L’APNEA NEL SONNO E IL RUSSAMENTO SONO LA STESSA COSA? No, anche se spesso chi è affetto da apnee nel sonno è anche un forte russatore. Il russamento è un respiro rumoroso dovuto alla turbolenza dell’aria che passa attraverso spazi ristretti. Questo può verificarsi sia in presenza che in assenza di apnee. L’apnea nel sonno è l’arresto del flusso di aria che provoca come conseguenza diretta un arresto della respirazione di almeno 10-12 secondi e riduzione dell’ossigenazione. Il russamento disturba innanzitutto chi dorme accanto al russatore, ma non si accompagna necessariamente a riduzione della ossigenazione del sangue o arresto della respirazione in assenza di apnea. A volte il russamento può esser dovuto a turbolenza del passaggio dell’aria nelle fosse nasali , altre volte si associa a quei fenomeni ostruttivi che sono alla base delle apnee nel sonno.
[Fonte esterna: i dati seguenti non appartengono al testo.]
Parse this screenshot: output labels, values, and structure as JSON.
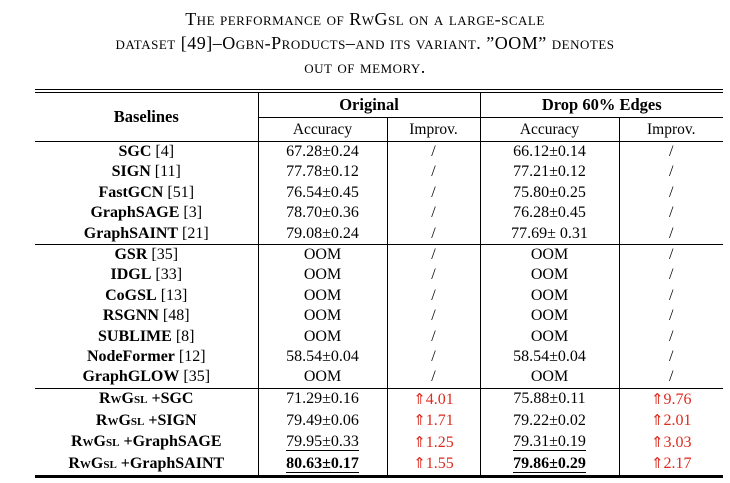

GIORNATA DEL SONNO, 5 REGOLE PER DORMIRE BENE

 

  • Attenzione a ciò che mangi e bevi 3 ore prima di andare a dormire: evita sostanze eccitanti o abbuffate, che comporterebbero lunghi tempi di digestione.
  • Impara a rimandare i problemi, lavorativi e non: per preparare un buon sonno bisogna essere in uno stato di tranquillità. Se prevalgono emozioni negativi come ansia o rabbia, prova alcune tecniche di rilassamento. Ottime anche la meditazione e il training autogeno.
  • Evita i rumori e la luce per quanto possibile; sveglie elettriche o telefonini andrebbero tenuti lontano dal letto.
  • Una tisana rilassante aiuta a conciliare il sonno. Le piante più indicate sono la melissa, la passiflora e la valeriana.
  • Pratica regolarmente attività fisiche durante il giorno, evitando le ore serali.